Onderwijsjournalist Anja Vink ontving in 2013 de Johan van der Sanden-erepenning, onder meer naar aanleiding van haar boek ‘Van deze kinderen ga je houden’, waarvoor ze een jaar lang klas 1D van een vmbo-school in Rotterdam volgde. Wat ziet zij als de grote uitdagingen voor het vmbo-onderwijs nu – en hoe kijkt ze naar de toekomst?

Onderwijsjournalist Anja Vink (1963) ‘zoekt graag het debat op en gaat netelige kwesties daarbij niet uit de weg’, stond er in het juryrapport van de Johan van der Sanden-erepenning. Ze specialiseerde zich in het beroepsonderwijs en in onderwijsongelijkheid, en deed onder meer onderzoek naar segregatie binnen het onderwijs. Voor haar boek ‘Van deze kinderen ga je houden’ zat ze een jaar achterin de klas van een brugklas op een vmbo-school in Rotterdam.

De aanleiding voor dat boek waren haar ervaringen in 2002 als tijdelijke docent op een vmbo-school in de Bijlmer. De school kampte met een groot lerarentekort; de derde klas vmbo-kader had zelfs al maanden geen Nederlandse les gehad. “Toen ik dat hoorde, heb ik aangeboden om die klas tijdelijk les te geven”, vertelt ze. “Vanuit de beste bedoelingen, maar ik was al snel compleet in shock. Niet alleen vanwege de sociale problematiek die er speelde, maar ook omdat het niveau zo uiteen liep. Een groot deel van de leerlingen was functioneel analfabeet, de helft beheerste het Nederlands onvoldoende om überhaupt een les goed te kunnen volgen. Ik kon ook helemaal geen orde houden. Na twee maanden kwam er gelukkig een gediplomeerde docent, want aan mij hadden de leerlingen niets.
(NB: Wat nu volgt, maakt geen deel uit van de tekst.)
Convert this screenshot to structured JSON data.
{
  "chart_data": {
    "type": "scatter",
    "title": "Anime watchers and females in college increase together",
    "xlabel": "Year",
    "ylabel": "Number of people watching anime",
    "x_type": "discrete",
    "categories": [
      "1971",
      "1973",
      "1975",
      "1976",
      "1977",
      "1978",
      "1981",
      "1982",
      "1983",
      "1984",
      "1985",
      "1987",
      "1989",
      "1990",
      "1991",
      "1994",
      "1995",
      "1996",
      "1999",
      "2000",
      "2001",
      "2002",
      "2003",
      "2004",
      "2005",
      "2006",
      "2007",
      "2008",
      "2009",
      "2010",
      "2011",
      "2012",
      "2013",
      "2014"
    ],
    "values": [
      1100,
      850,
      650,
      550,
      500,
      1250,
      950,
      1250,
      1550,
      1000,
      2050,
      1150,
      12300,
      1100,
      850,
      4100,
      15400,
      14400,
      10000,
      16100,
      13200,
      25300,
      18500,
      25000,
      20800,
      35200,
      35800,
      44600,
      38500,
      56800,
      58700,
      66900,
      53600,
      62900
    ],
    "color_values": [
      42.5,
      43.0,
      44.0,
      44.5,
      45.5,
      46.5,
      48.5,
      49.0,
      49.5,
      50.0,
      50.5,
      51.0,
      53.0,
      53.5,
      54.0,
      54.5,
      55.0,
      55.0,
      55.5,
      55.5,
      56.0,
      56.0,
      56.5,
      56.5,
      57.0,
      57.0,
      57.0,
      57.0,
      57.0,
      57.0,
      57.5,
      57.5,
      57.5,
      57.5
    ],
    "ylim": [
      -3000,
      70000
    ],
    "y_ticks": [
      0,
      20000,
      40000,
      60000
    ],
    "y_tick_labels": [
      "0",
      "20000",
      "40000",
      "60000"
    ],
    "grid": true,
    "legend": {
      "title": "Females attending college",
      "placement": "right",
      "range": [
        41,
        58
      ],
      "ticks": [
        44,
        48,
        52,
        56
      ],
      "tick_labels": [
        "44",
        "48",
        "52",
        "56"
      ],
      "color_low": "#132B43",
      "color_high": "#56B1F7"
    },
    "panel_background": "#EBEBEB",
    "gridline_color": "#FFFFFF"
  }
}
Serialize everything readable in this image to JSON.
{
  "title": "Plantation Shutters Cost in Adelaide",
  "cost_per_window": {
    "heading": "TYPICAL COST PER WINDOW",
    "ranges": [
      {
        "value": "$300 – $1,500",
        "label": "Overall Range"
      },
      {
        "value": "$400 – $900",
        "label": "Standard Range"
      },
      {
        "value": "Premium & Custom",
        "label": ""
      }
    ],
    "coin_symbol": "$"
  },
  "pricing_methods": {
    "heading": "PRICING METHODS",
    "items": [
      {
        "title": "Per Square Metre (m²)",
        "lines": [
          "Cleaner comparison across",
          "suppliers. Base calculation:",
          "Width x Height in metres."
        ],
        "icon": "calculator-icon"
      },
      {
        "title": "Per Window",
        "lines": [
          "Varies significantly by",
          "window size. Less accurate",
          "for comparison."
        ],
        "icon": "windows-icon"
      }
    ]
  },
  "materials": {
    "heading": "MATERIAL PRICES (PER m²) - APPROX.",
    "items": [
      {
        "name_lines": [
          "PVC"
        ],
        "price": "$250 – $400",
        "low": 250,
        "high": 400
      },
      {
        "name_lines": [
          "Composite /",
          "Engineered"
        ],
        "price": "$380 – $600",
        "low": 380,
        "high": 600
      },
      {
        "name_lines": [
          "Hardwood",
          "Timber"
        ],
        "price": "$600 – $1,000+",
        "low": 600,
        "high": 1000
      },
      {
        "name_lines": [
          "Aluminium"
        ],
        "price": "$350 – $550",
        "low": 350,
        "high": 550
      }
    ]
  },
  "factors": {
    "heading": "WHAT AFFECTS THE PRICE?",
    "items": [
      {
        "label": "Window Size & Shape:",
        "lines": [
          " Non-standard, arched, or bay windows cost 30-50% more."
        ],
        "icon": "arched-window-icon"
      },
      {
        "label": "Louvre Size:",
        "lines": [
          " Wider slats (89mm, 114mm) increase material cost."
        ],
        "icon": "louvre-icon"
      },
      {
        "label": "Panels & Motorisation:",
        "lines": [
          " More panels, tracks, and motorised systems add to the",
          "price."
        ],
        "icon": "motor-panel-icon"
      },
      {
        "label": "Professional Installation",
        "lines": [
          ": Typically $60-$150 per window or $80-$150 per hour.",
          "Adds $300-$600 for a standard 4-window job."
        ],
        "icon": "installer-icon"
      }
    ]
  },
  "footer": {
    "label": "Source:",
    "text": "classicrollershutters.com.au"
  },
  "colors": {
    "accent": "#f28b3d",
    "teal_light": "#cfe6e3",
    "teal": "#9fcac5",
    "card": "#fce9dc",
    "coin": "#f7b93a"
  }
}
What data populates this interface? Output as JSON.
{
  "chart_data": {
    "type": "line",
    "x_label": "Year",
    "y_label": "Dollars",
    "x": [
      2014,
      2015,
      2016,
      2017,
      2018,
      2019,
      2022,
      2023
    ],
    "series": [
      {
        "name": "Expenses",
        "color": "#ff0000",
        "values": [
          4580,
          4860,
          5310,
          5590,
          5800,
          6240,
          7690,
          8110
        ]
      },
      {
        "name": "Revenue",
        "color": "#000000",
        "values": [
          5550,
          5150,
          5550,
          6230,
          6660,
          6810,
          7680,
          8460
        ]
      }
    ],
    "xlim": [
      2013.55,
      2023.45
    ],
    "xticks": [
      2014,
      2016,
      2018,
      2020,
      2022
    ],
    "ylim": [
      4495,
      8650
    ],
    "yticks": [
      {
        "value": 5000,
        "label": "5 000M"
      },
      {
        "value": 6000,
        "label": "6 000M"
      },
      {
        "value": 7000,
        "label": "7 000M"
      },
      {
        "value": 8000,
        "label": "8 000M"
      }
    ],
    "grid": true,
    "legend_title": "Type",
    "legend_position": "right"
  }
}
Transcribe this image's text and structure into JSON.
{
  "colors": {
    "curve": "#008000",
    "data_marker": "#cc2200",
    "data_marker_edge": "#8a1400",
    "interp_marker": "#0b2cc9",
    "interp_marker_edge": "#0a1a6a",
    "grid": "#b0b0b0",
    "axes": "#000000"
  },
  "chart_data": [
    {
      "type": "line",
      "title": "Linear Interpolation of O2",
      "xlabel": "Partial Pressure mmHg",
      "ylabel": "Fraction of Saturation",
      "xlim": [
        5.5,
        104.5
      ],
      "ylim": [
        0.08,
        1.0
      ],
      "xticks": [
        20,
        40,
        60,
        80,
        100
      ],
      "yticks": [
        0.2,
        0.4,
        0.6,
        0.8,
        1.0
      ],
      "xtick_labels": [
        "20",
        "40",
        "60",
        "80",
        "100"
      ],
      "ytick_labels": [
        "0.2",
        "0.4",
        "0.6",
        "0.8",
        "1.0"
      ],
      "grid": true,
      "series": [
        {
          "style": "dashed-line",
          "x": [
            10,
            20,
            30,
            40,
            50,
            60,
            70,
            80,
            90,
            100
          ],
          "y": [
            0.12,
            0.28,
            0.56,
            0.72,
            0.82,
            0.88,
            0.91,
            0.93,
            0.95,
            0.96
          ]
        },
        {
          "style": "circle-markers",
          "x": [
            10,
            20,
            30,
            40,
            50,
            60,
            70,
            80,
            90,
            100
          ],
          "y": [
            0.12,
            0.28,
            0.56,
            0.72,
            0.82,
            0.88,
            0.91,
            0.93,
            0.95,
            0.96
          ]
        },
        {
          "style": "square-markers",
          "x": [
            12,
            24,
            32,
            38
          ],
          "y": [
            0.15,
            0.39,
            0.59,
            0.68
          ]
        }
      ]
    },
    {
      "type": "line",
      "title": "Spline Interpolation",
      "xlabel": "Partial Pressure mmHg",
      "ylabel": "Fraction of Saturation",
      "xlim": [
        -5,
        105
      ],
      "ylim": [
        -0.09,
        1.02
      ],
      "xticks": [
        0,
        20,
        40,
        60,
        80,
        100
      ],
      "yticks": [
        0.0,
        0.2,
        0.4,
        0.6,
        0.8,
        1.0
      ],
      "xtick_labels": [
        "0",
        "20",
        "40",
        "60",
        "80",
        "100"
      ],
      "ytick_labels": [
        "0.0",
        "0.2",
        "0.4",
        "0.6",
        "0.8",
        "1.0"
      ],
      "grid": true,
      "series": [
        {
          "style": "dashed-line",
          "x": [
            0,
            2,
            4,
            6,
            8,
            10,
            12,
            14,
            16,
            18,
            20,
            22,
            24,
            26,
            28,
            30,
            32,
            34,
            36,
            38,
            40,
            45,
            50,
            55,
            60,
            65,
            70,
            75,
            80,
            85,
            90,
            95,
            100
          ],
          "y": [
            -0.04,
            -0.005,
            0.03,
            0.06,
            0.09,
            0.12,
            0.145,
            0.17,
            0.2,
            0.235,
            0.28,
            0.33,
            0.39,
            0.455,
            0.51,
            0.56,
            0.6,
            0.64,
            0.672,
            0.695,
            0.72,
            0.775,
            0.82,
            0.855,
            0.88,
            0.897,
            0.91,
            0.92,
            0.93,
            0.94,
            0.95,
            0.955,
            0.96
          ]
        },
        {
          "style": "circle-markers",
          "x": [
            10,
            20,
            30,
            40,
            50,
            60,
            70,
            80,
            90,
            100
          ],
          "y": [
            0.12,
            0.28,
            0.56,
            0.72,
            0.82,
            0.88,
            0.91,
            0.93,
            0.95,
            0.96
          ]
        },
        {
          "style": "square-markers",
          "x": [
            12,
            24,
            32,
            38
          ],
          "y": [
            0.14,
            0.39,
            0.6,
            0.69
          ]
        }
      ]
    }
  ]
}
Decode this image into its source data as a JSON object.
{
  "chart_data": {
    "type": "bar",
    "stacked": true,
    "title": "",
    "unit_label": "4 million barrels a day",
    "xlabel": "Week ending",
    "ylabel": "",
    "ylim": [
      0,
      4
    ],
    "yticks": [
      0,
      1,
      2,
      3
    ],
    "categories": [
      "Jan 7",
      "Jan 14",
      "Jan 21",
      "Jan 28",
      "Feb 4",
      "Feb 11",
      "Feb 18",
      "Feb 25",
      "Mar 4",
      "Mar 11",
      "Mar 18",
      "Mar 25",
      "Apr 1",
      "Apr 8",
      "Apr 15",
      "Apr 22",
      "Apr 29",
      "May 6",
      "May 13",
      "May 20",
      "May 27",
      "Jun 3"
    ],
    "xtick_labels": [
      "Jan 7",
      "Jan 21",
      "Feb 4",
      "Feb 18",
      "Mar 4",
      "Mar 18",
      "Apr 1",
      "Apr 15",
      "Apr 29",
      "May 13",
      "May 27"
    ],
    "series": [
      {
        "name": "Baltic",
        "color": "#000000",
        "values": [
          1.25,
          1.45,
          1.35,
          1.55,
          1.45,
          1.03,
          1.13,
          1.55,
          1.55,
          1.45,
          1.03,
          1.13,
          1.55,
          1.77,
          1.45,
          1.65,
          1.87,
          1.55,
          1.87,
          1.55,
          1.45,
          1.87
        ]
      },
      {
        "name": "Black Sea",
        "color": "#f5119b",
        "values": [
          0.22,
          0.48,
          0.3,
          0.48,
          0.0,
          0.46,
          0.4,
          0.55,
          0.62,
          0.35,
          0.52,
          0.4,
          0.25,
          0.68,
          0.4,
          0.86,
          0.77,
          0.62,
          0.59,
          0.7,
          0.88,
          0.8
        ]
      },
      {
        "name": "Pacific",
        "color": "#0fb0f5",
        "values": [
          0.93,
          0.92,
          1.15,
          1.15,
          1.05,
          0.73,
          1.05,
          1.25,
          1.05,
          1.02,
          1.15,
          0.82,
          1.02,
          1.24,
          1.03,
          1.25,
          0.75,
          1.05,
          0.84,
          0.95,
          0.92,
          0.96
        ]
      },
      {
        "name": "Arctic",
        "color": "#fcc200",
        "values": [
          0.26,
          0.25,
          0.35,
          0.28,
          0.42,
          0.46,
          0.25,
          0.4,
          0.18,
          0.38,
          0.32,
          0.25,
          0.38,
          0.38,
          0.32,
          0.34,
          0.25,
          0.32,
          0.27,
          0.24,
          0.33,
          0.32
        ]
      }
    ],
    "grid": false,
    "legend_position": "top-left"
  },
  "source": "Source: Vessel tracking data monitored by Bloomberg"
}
Ik ben verbijsterd vertrokken.”

Na die ervaring ging ze op zoek naar vmbo-scholen die het wel goed deden, en schreef meerdere artikelen over een vmbo-school in Rotterdam, die onder meer kinderen met een basisadvies naar kaderniveau wist te brengen. “Toen ik in 2010 op het idee kwam om een schooljaar lang in een school te gaan rondlopen, kwam deze school als eerste bij mij op. De directeur zei gelijk ja.”

Wist je van tevoren dat het een project van een heel schooljaar zou worden?

“Dat was van het begin af aan wel de bedoeling, al vroeg ik me wel af

of ik er na januari niet al helemaal genoeg van zou hebben. Maar het tegenovergestelde gebeurde: ik vond het steeds leuker om naar klas 1D te gaan. Ik ging van de leerlingen van 1D houden, en ook van docent Vincent van der Pas. Ik mocht iets zien dat normaal gesproken alleen de leraar ziet: hoe de leerlingen groeien in een jaar. Goed onderwijs is goud waard. Wat deze school onder meer anders deed dan andere scholen, is dat de leerlingen in de hele vmbo-onderbouw één vaste leraar hadden, die uit het basisonderwijs kwam en kennis had van pedagogiek. Hoe Vincent klas 1D in de vingers had, dat was vakmanschap.”

Het boek verscheen in 2013, maar het had ook dit jaar kunnen zijn. Je schrijft bijvoorbeeld dan al over het lerarentekort en over taalachterstanden, dat zijn onderwerpen die nu ook nog spelen.

“Ik schrijf al 25 jaar over het beroepsonderwijs en er verandert helemaal niets. Sterker: het lerarentekort is alleen maar groter geworden. Zolang ik me kan herinneren gaat er extra geld naar Techniek en Zorg, maar het aantal leerlingen in die richtingen neemt nauwelijks toe. Al 25 jaar lees ik ook élk jaar dat er extra geld naar taal en rekenen gaat, maar intussen gaan de resultaten juist in de groep kwetsbare leerlingen alleen maar achteruit.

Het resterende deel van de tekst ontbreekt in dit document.